Both Shelby And Gibson before they meet Cammie are very depressed and stuck in their lives and when you break down the lives of depressed people into story it’s actually quite funny, the specific details of Gibson being unable to unpack his apartment and drinking out of one plastic cup is like, deeply human and odd and absurd.
Grief is a major theme in The Fake. What interests you most about grief? What conversations do you think we need to be having more of?
I was very interested in writing about grief because I was in such an isolated place while writing the book and had just suffered two significant losses and it’s such a difficult thing to write about grief without resorting to falseness and sentiment and the tropes of the sad girl. Real grief is ugly and unpredictable, absurd and boring. The endless nature of it is so banal yet you have to work so hard to move any of the feelings. There’s a strange confinement to grief – and in Shelby’s case it’s sometimes literal – but also there’s freedom in going so low you don’t have to mask who you are anymore. It’s a hall pass from life while you cannot be in it as the rest of the world keeps on keeping on. Writing Shelby in that state was an interesting creative challenge – what form would suit the fragmentary nature of that emotional story? How can a reader stand to be around her for very long? Ultimately the answer to that problem was humor and absurdity.

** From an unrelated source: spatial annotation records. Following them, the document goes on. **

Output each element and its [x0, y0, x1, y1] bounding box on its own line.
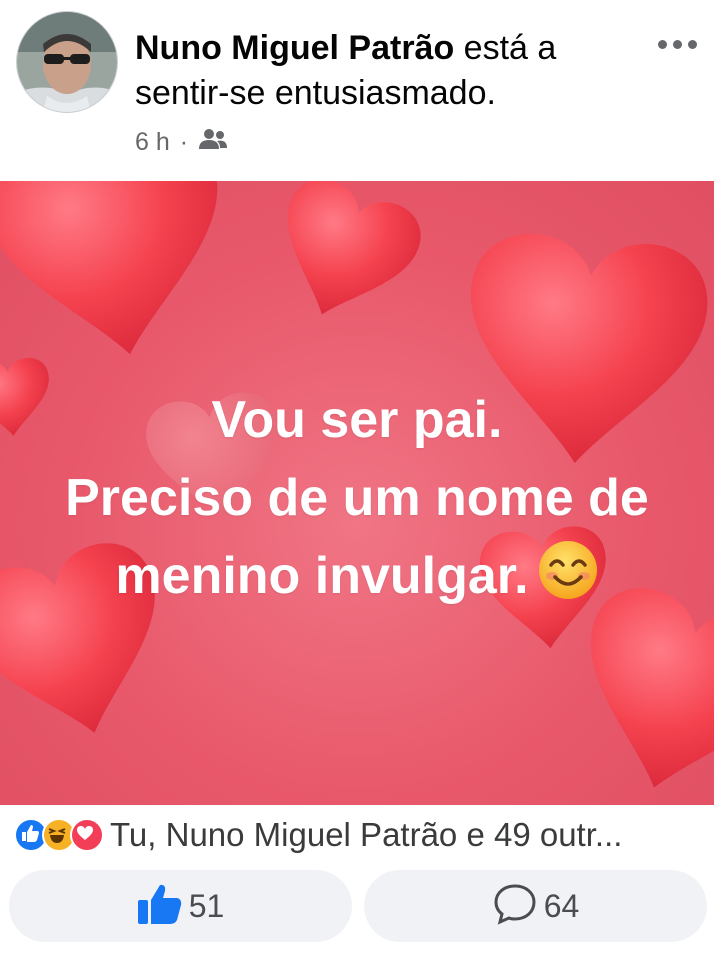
- post-meta: 6 h ·: [135, 128, 228, 157]
- author-avatar[interactable]: [16, 11, 118, 113]
- author-name[interactable]: Nuno Miguel Patrão: [135, 29, 454, 67]
- comment-count: 64: [543, 887, 580, 924]
- like-button[interactable]: 51: [9, 870, 352, 942]
- reactions-text[interactable]: Tu, Nuno Miguel Patrão e 49 outr...: [110, 816, 622, 854]
- friends-icon[interactable]: [198, 128, 228, 157]
- comment-icon: [492, 882, 538, 931]
- post-timestamp[interactable]: 6 h: [135, 128, 170, 157]
- reactions-summary[interactable]: Tu, Nuno Miguel Patrão e 49 outr...: [14, 812, 704, 858]
- thumbs-up-icon: [137, 882, 183, 931]
- comment-button[interactable]: 64: [364, 870, 707, 942]
- caption-line-with-emoji: menino invulgar.: [0, 537, 714, 615]
- post-actions: 51 64: [9, 870, 707, 942]
- meta-separator: ·: [179, 128, 189, 156]
- caption-line: Vou ser pai.: [211, 391, 503, 449]
- smiling-face-icon: [537, 539, 599, 601]
- reaction-icons: [14, 818, 104, 852]
- like-count: 51: [188, 887, 225, 924]
- love-reaction-icon: [70, 818, 104, 852]
- caption-line: menino invulgar.: [115, 547, 529, 605]
- more-options-icon[interactable]: [652, 30, 702, 58]
- post-image[interactable]: Vou ser pai. Preciso de um nome de menin…: [0, 181, 714, 805]
- post-caption: Vou ser pai. Preciso de um nome de menin…: [0, 381, 714, 615]
- caption-line: Preciso de um nome de: [65, 469, 649, 527]
- post-author-line: Nuno Miguel Patrão está a sentir-se entu…: [135, 26, 635, 116]
- post-header: Nuno Miguel Patrão está a sentir-se entu…: [0, 0, 714, 180]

Could you paint a picture of what writing this book looked like? Late nights… long walks… post-its covering your walls?
I wrote a lot in an armchair by my front window in my Toronto apartment during the first three lockdown periods. I took walks before starting to work, and breaks to read or watch endless TV, or have visits with people on the porch. It was strange to write towards the hope of future readers not knowing what the future was going to look like.
What’s some writing advice that has always served you well?
- No one will ever care about your book as much as you do.
- Don’t think about publishing while writing.
- If you want to write contemporary novels you should read contemporary novels.
- While editing your book take out every instance of a character smiling or shrugging.
- You will never be able to control how a book is read so just smile and say thanks for reading when people come up to you with theories about the book that seem utterly insane.